As Neal Rogin used to say, “It’s not enough to become more conscious, it matters what we are becoming conscious of!” We are becoming more aware of the trends that threaten us, the nature of how we are both distinct and unified, the principles by which we can evolve toward a secure, healthy and thriving condition, and the strategies and tactics needed to “git ’er done.”

I am grateful to live in this unique era where, while risk is at its maximum, so is opportunity. Never before has an individual been able to share a vital message with most of the world almost instantaneously. We are able to collaborate in groups small and large, local and global, in ways that offer unprecedented synergy and empowerment.

I am grateful for the increasingly transparent connection with off-planet and inter-dimensional beings who are here to help us in our struggle to learn for ourselves what more mature species had to master to live harmoniously while hurtling through a wild and unknown cosmos.

I am grateful for the courage of pioneers who go for truth rather than popularity, transparency rather than deception, and ethical principles rather than politics.

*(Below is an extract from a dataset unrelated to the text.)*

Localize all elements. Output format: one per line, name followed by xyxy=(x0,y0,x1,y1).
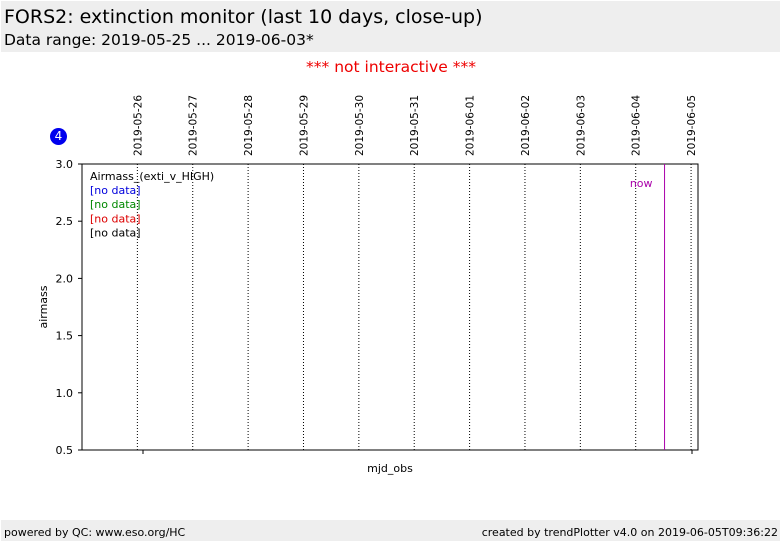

I am grateful for the children of every origin who are coming in at our hour of need with memory, awareness, talents and backbone to help us survive and thrive.

I am grateful for the pioneering courage of every single parent, teacher and coach who commits themselves to never, ever spanking, beating, shaming or abusing any child, but instead listening, communicating, negotiating and inspiring.

I believe the experience of gratitude is toroidal in its wholeness. When one is in a state of awareness of the bounty of energy, information, food, air, insight, love and possibility that are flowing in to us each moment, and expresses thankfulness for that back out into the cosmos, it creates an openness, a balance and a beacon that calls in more of the same.

Yoga translates as “union.” Each of us is the center of our own experience of Universe and we are each toroidal systems. Our centers are not only connected but are one with the center of every other being. When our appreciation for this spectacular gift is alive, we realize our union and the bounty of gratitude unfolds in our ever-expanding hearts.